Precision service with bone-dry humor. A number of servers worked our table and, as at Alinea, they each exhibited a strong knowledge of the food or wine they presented. We also noticed that the staff controls every aspect of the restaurant, including the movements of patrons. It was impossible to leave the table without an escort. A dining companion started walking toward the restroom, when a server intercepted him from behind. “May I help you? Are you looking for the restroom?”

Our dining companion turned around, and said, half-jokingly, “You appeared as if from nowhere.”

“Yes,” the server replied pensively, “I am like a ninja. I’ll take you to it.” None of us who attempted to sneak off to powder our noses could escape the restroom ninja.
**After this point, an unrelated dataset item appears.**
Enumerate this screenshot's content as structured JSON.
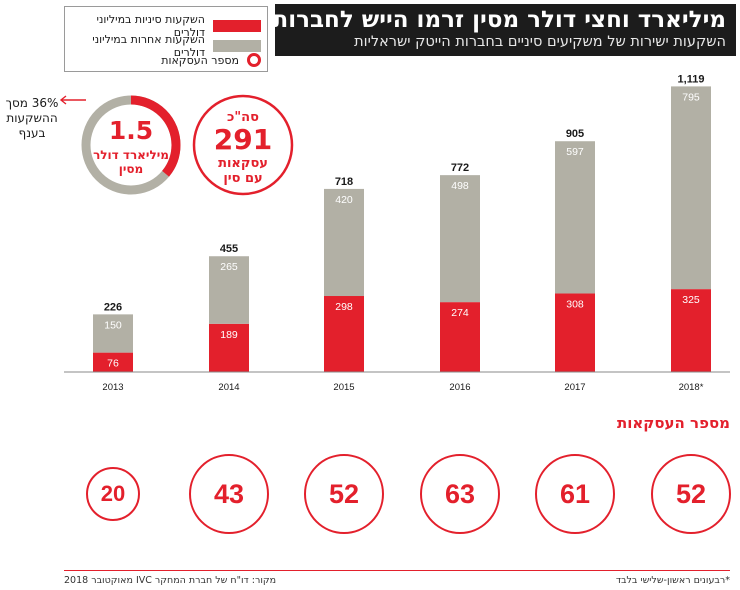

After we finished the last of the “Mignardises,” a server offered us a kitchen tour (a clever way to prevent diners from lingering). Inside the strikingly quiet kitchen, the expeditor showed us our ticket, which recorded — to the half-minute — how long we took to finish each course and how long we waited to receive the next one. The precision was startling.

We thoroughly enjoyed our experience at Next, which lives up to its reputation as one of this country’s great restaurants. But we wish the staff would come up with a system that makes obtaining reservations more a stroke of luck, rather than a miracle.